Sustainable development has been widely discussed in the recent years. Yet, this issue dates back in time. The concept of sustainable development of economy and population on was first presented in economic literature by James Stuart Mill (1857). According to him, a static status is characterisc of a static population, operating with static capital.
Daly, H. contributed further to the understanding of sustainable development by relating it to a steady reserve of population and resources, at that, technical progress and population are presented as an integral part of environment. H. Daly recommended that population is stabilized by means of birth control (2 offspring per family) as well as resource control within reasonable limits by means allocation policy. This is the solution he offered to excessive consumption of resources, claiming that in this case environmental activities did not have to be controlled.
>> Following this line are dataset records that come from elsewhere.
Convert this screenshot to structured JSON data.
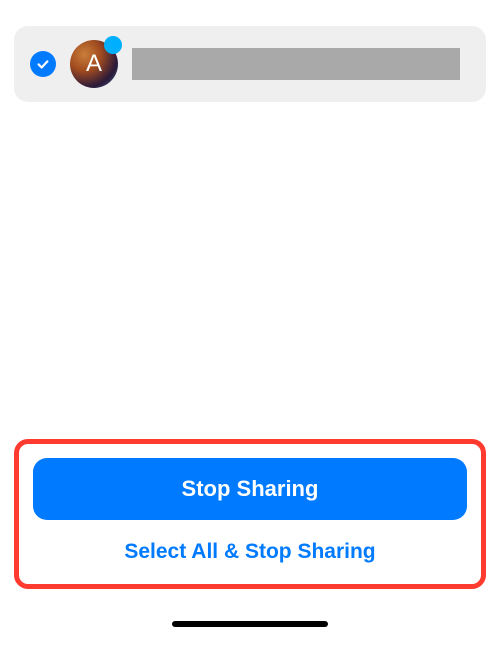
{
  "contact": {
    "selected": true,
    "avatar_letter": "A"
  },
  "actions": {
    "stop_sharing_label": "Stop Sharing",
    "select_all_stop_label": "Select All & Stop Sharing"
  }
}
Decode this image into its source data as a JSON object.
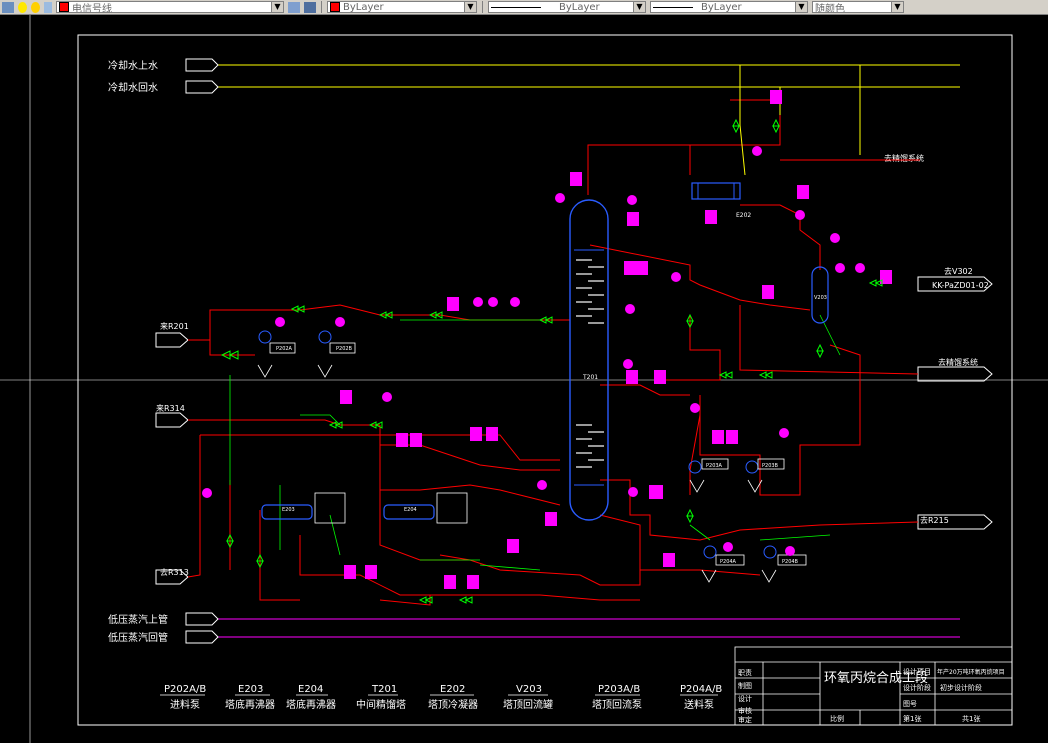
{
  "toolbar": {
    "layer_name": "电信号线",
    "color": "ByLayer",
    "linetype": "ByLayer",
    "lineweight": "ByLayer",
    "plotstyle": "随颜色",
    "layer_color": "#ff0000",
    "bylayer_color": "#ff0000"
  },
  "drawing": {
    "utility_labels": [
      "冷却水上水",
      "冷却水回水",
      "低压蒸汽上管",
      "低压蒸汽回管"
    ],
    "offpage": {
      "from_r201": "来R201",
      "from_r314": "来R314",
      "to_r313": "去R313",
      "to_r215": "去R215",
      "to_v302": "去V302",
      "line_ref": "KK-PaZD01-02",
      "vent1": "去精馏系统",
      "vent2": "去精馏系统"
    },
    "column_tag": "T201",
    "reboiler_tags": [
      "E203",
      "E204"
    ],
    "condenser_tag": "E202",
    "drum_tag": "V203",
    "pump_tags": [
      "P202A",
      "P202B",
      "P203A",
      "P203B",
      "P204A",
      "P204B"
    ],
    "legend": [
      {
        "tag": "P202A/B",
        "name": "进料泵"
      },
      {
        "tag": "E203",
        "name": "塔底再沸器"
      },
      {
        "tag": "E204",
        "name": "塔底再沸器"
      },
      {
        "tag": "T201",
        "name": "中间精馏塔"
      },
      {
        "tag": "E202",
        "name": "塔顶冷凝器"
      },
      {
        "tag": "V203",
        "name": "塔顶回流罐"
      },
      {
        "tag": "P203A/B",
        "name": "塔顶回流泵"
      },
      {
        "tag": "P204A/B",
        "name": "送料泵"
      }
    ],
    "title_block": {
      "rows_left": [
        "职责",
        "制图",
        "设计",
        "审核",
        "审定"
      ],
      "title": "环氧丙烷合成工段",
      "scale_label": "比例",
      "project_label": "设计项目",
      "project_value": "年产20万吨环氧丙烷项目",
      "stage_label": "设计阶段",
      "stage_value": "初步设计阶段",
      "drawing_no_label": "图号",
      "sheet": "第1张",
      "total": "共1张"
    }
  },
  "colors": {
    "pipe_red": "#ff0000",
    "utility_yellow": "#ffff00",
    "steam_magenta": "#ff00ff",
    "equipment_blue": "#2a5cff",
    "valve_green": "#00ff00",
    "instrument_magenta": "#ff00ff",
    "frame_white": "#ffffff"
  }
}
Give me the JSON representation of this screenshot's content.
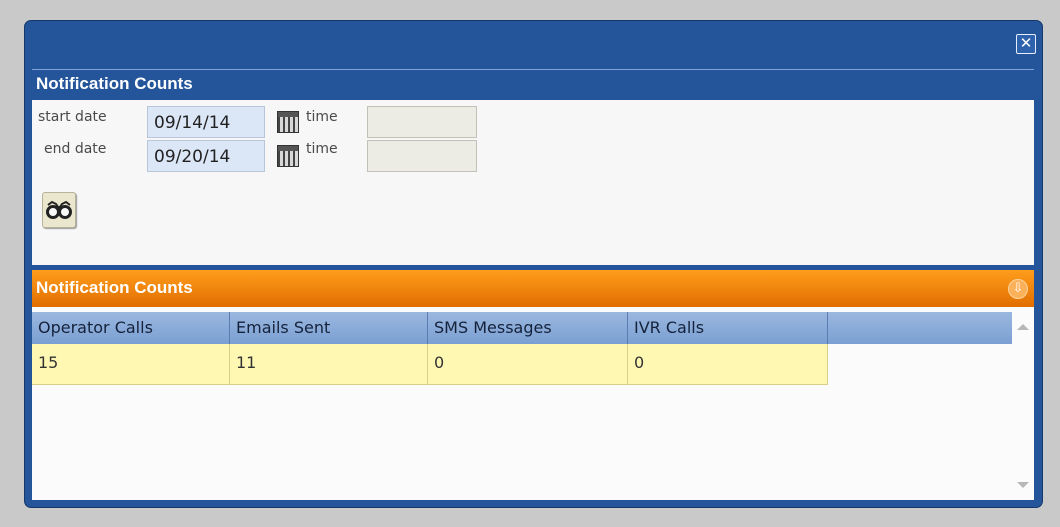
{
  "dialog": {
    "close_icon": "close-icon"
  },
  "filter_panel": {
    "title": "Notification Counts",
    "start_date_label": "start date",
    "start_date_value": "09/14/14",
    "end_date_label": "end date",
    "end_date_value": "09/20/14",
    "time_label": "time",
    "start_time_value": "",
    "end_time_value": "",
    "calendar_icon": "calendar-icon",
    "search_icon": "binoculars-icon"
  },
  "results_panel": {
    "title": "Notification Counts",
    "collapse_icon": "collapse-icon",
    "columns": [
      "Operator Calls",
      "Emails Sent",
      "SMS Messages",
      "IVR Calls"
    ],
    "rows": [
      [
        "15",
        "11",
        "0",
        "0"
      ]
    ]
  },
  "colors": {
    "dialog_blue": "#24549a",
    "header_orange": "#f08a10",
    "row_highlight": "#fff8b3",
    "grid_header": "#8fb0dc"
  }
}
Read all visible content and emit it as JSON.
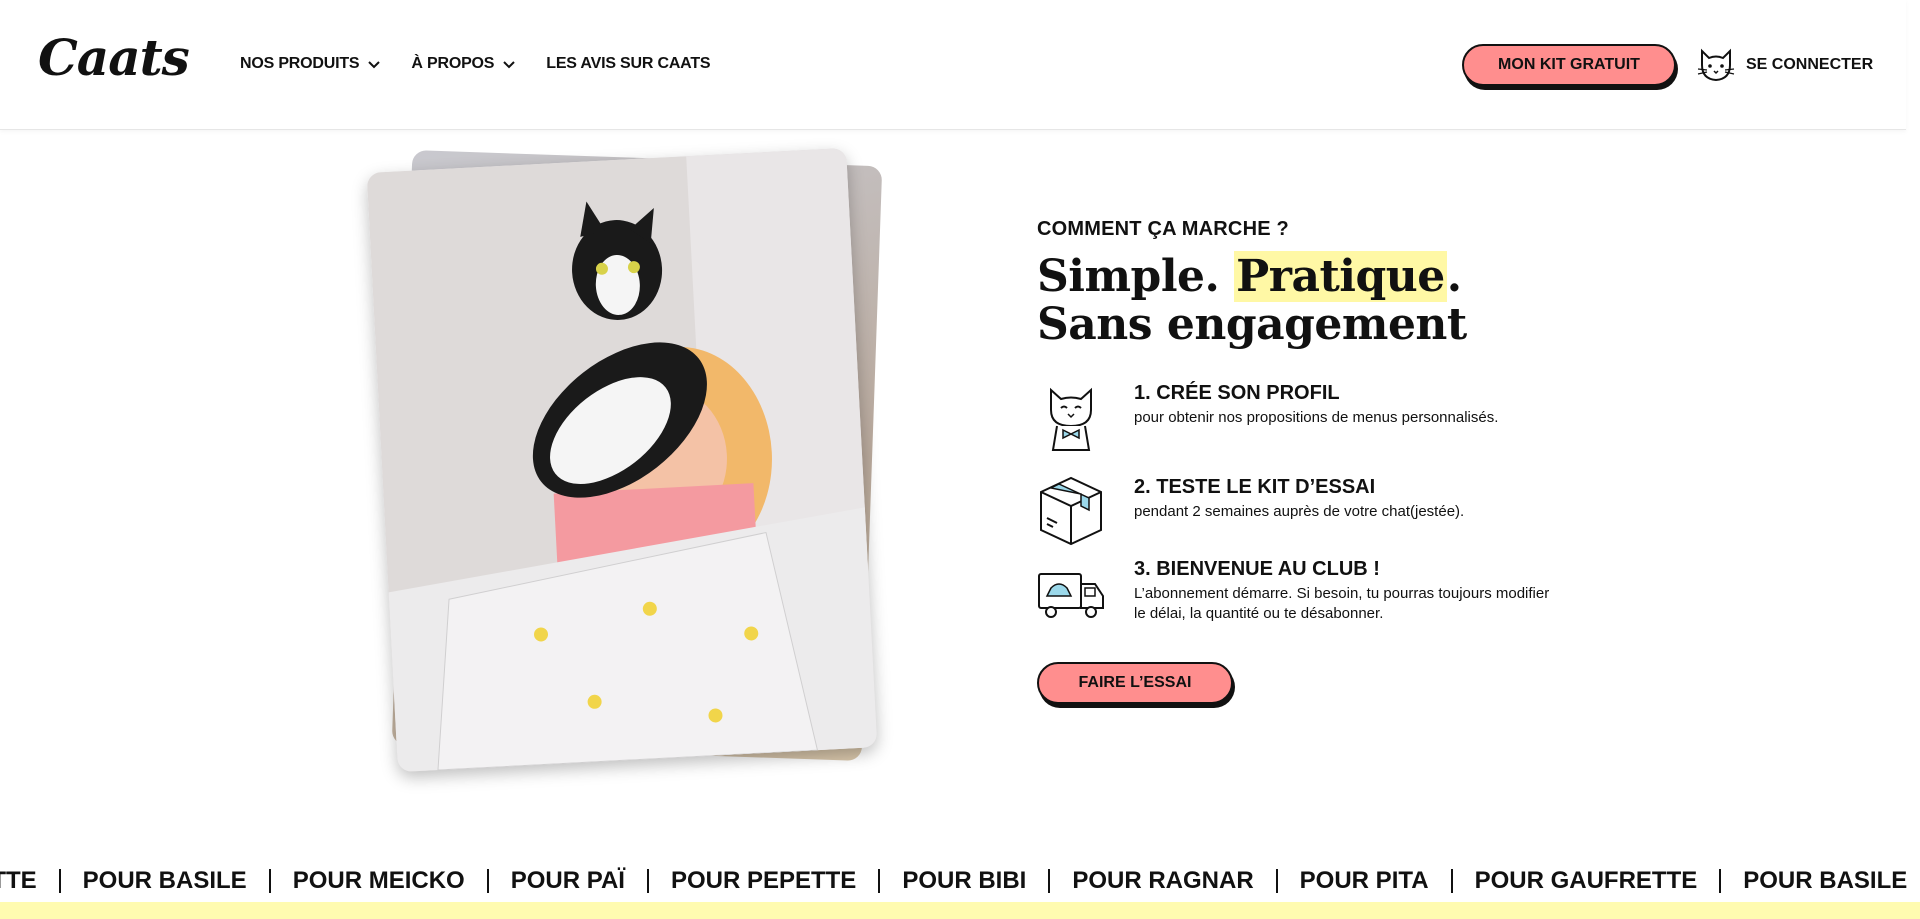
{
  "header": {
    "logo_text": "Caats",
    "nav": [
      {
        "label": "NOS PRODUITS",
        "has_dropdown": true
      },
      {
        "label": "À PROPOS",
        "has_dropdown": true
      },
      {
        "label": "LES AVIS SUR CAATS",
        "has_dropdown": false
      }
    ],
    "kit_button": "MON KIT GRATUIT",
    "login_label": "SE CONNECTER",
    "accent_color": "#ff8e8e"
  },
  "how_it_works": {
    "eyebrow": "COMMENT ÇA MARCHE ?",
    "headline_part1": "Simple. ",
    "headline_highlight": "Pratique",
    "headline_part2": ".",
    "headline_line2": "Sans engagement",
    "steps": [
      {
        "icon": "cat-bowtie-icon",
        "title": "1. CRÉE SON PROFIL",
        "desc": "pour obtenir nos propositions de menus personnalisés."
      },
      {
        "icon": "box-icon",
        "title": "2. TESTE LE KIT D’ESSAI",
        "desc": "pendant 2 semaines auprès de votre chat(jestée)."
      },
      {
        "icon": "delivery-truck-icon",
        "title": "3. BIENVENUE AU CLUB !",
        "desc": "L’abonnement démarre. Si besoin, tu pourras toujours modifier le délai, la quantité ou te désabonner."
      }
    ],
    "cta": "FAIRE L’ESSAI"
  },
  "marquee": [
    "RETTE",
    "POUR BASILE",
    "POUR MEICKO",
    "POUR PAÏ",
    "POUR PEPETTE",
    "POUR BIBI",
    "POUR RAGNAR",
    "POUR PITA",
    "POUR GAUFRETTE",
    "POUR BASILE"
  ],
  "colors": {
    "highlight": "#fff8a5",
    "band": "#fffbb0"
  }
}
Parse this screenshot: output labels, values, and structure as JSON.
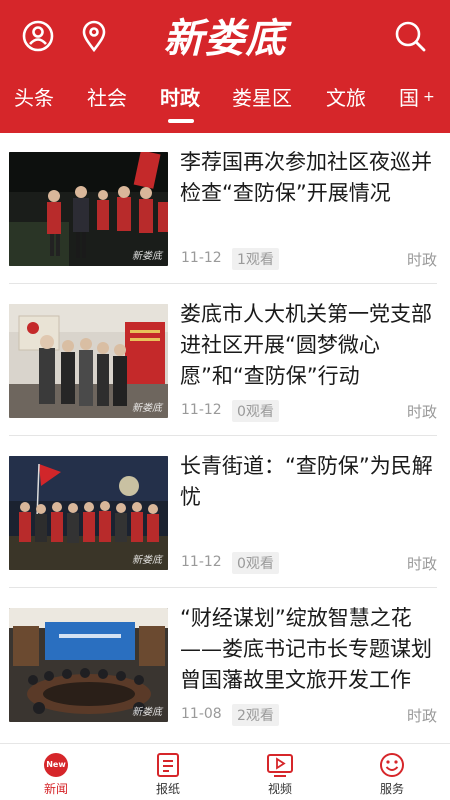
{
  "header": {
    "logo": "新娄底",
    "icons": [
      "user-icon",
      "location-icon",
      "search-icon"
    ],
    "accent_color": "#d6262a"
  },
  "tabs": [
    {
      "label": "头条",
      "active": false
    },
    {
      "label": "社会",
      "active": false
    },
    {
      "label": "时政",
      "active": true
    },
    {
      "label": "娄星区",
      "active": false
    },
    {
      "label": "文旅",
      "active": false
    },
    {
      "label": "国",
      "active": false
    }
  ],
  "tab_more_symbol": "+",
  "articles": [
    {
      "title": "李荐国再次参加社区夜巡并检查“查防保”开展情况",
      "date": "11-12",
      "views": "1观看",
      "category": "时政"
    },
    {
      "title": "娄底市人大机关第一党支部进社区开展“圆梦微心愿”和“查防保”行动",
      "date": "11-12",
      "views": "0观看",
      "category": "时政"
    },
    {
      "title": "长青街道：“查防保”为民解忧",
      "date": "11-12",
      "views": "0观看",
      "category": "时政"
    },
    {
      "title": "“财经谋划”绽放智慧之花——娄底书记市长专题谋划曾国藩故里文旅开发工作",
      "date": "11-08",
      "views": "2观看",
      "category": "时政"
    }
  ],
  "bottom_nav": [
    {
      "label": "新闻",
      "icon": "news-icon",
      "badge": "New",
      "active": true
    },
    {
      "label": "报纸",
      "icon": "newspaper-icon",
      "active": false
    },
    {
      "label": "视频",
      "icon": "video-icon",
      "active": false
    },
    {
      "label": "服务",
      "icon": "service-icon",
      "active": false
    }
  ]
}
The Roman Club (1968) presented its solution to the issue of limiting the intensive use of natural resources in the report ”Limits to Growth”,which predicted extinction of humanity unless it ceased its development and changed its attitude to natural resources.
Other reports with more moderate and optimistic forecasts followed. Gradually, the theory of sustainability expanded beyond the limits of environmental economy. It acquired an interdisciplinary character by connecting multiple economic and non-economic sciences and posed the issue of resource allocation between generations that would make economic development a result of interaction of different forms of capital – natural, material and social.
-Material capital (Cm) is the material and technical foundation of economy. It comprises the machines, equipment, buildings, producing animals and perennial plants.
- Social capital (Cs) is the form of capital that includes society with its institutional organization and social values.